On 12/01/2011 12:19 AM, Andreas Neumann wrote:
Hi,
It is a common requirement that users want to export a QGIS attribute
table to Excel/CSV/Spreadsheet. While CSV is probably easy, the other
two are probably more complex, but there are some good Python libraries
around. For my users, Excel is the most requested table export format.
I wonder if this could be made into the core, as I think that most other
user want that as well. The idea is to have an export button for the
table, choose the format (CSV, Excel, Openoffice) and let the user
select if he wants all data export, or only filtered or selected rows.
I guess it would be best to use Python for that purpose, as Python has
some good Excel libraries:
* pyExcelerator: http://sourceforge.net/projects/pyexcelerator/ (Excel
97/2000/XP/2003)
* xlrd und xlwt (reader/writer): http://www.python-excel.org (Excel 2.0
to 2007)
* openpyxl: https://bitbucket.org/ericgazoni/openpyxl/wiki/Home (Excel
2007 and higher)
Do any of you have experience with one of the above listed packages or
any other recommendations? How about OpenOffice writing?
Goal: cross platform without the need to have MSOffice or OpenOffice
installed.
Would this be best implemented in C++ or in Python?

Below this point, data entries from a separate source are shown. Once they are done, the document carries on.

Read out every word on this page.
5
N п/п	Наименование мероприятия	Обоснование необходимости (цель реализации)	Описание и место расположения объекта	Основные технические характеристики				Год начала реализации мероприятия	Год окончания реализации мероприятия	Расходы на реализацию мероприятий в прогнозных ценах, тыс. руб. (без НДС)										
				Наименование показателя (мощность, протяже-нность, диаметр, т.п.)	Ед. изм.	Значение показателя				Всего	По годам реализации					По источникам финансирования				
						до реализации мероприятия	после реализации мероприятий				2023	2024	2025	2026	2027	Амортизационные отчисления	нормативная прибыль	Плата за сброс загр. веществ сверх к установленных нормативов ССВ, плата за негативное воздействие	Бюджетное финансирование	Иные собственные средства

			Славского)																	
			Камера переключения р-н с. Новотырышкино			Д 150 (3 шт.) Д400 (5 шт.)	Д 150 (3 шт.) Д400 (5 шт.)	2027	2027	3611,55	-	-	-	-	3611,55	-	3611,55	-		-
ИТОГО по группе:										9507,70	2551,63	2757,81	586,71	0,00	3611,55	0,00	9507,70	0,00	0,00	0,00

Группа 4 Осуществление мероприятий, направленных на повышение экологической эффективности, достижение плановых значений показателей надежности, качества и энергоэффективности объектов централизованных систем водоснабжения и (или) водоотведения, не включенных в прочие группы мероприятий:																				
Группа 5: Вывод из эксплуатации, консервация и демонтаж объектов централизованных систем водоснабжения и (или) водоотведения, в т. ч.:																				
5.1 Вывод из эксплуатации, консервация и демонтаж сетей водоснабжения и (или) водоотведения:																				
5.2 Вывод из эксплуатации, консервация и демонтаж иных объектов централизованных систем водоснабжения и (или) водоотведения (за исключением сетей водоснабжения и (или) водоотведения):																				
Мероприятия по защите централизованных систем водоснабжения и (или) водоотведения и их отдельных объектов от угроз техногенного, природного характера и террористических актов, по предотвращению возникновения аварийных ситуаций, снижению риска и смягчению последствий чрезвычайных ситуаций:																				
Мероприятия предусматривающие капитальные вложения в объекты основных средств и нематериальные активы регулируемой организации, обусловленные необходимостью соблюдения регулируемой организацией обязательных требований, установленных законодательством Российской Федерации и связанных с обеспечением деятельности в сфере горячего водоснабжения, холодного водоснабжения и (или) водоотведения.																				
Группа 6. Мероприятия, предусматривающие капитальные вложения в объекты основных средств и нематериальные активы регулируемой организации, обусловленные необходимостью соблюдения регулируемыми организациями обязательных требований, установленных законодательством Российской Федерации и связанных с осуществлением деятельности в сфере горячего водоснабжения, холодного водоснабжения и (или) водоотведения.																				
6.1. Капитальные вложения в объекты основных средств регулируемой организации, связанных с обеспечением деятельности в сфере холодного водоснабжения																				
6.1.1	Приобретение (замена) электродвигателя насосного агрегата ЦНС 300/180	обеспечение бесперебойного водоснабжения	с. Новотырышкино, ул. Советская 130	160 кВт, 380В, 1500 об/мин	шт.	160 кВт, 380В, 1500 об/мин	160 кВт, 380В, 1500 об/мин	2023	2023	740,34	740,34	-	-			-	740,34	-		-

Who else would be interested in such functionality?
Thanks,
Andreas
My biggest question is why do you need anything other than CSV? Excel
and OpenOffice both open CSV automatically already. Both also open dbf,
though saving back to either csv or dbf can be extremely tricky. Not to
mention everything else scientific can use csv - for example R, python, etc.
Personally spreadsheets are a good way to ruin your data quick, though
they can be useful for one off final formatting of tables for
presentations and quick calculations.
I'd be much more interested in reading of xls, xlsx, ods etc as tables
for joining or generating spatial X,Y layers.